小説は作者自身の話ではなくあくまでフィクションだが、作者自身の体験と全く無関係だというわけでもないだろう。鈴木さんの実の母はどんな方だったのだろうか。
鈴木さんの母は、児童文学研究家・翻訳家の灰島かりさんだ。2016年に胃がんで亡くなっている。
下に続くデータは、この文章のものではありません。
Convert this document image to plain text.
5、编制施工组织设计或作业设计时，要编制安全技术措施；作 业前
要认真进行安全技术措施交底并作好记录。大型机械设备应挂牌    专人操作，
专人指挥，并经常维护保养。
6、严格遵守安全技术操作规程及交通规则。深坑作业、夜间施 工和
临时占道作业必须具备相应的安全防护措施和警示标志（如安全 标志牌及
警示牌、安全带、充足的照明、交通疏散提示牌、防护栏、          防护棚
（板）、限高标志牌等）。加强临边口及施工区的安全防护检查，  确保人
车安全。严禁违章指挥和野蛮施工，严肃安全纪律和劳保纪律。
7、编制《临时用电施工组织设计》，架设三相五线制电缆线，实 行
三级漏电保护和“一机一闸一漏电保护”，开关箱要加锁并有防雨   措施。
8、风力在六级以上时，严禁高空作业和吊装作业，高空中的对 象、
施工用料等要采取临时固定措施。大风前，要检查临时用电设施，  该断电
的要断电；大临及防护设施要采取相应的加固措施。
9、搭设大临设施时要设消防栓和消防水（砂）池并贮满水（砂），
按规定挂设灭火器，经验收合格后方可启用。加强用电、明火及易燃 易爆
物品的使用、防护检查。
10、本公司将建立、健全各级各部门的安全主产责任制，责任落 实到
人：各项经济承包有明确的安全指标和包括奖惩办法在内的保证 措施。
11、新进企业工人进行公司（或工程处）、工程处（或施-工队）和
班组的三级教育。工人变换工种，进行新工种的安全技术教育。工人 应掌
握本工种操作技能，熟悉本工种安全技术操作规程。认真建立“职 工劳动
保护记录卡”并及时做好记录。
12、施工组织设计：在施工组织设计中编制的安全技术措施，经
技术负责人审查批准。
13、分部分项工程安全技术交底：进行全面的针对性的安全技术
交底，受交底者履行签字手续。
灰島さんは、鈴木さんがAVに出演していたことを知って、こう言ったそうだ。
「私はあなたが詐欺で捕まってもテロで捕まっても全力で味方するけど、AV女優になったら味方はできない」
(鈴木涼美『愛と子宮に花束を ~夜のオネエサンの母娘論~』より)
また鈴木さんは自身のブログで、母・灰島さんをこのように振り返っている。
最期まで私の間違いを指摘し
最期まで私を世界で一番愛してると言っていました。
(中略)
包み込むような生やさしいものでなく、
散弾銃で打ち込むような愛情の持ち主でした。
(鈴木涼美オフィシャルブログ「母の葬儀」より)
歓楽街の暮らしだけでなく、本作に描かれている母と娘の関係性の機微も、きっと極限のリアルだ。
灰島さんは生前、鈴木さんに「入れ込んで書いたものと器用さで書いたものの違いはわかる?」と議論を投げかけていたそうだ。本作はきっと、鈴木さんが母親に胸を張って見せられる「入れ込んで書いた」作品に違いない。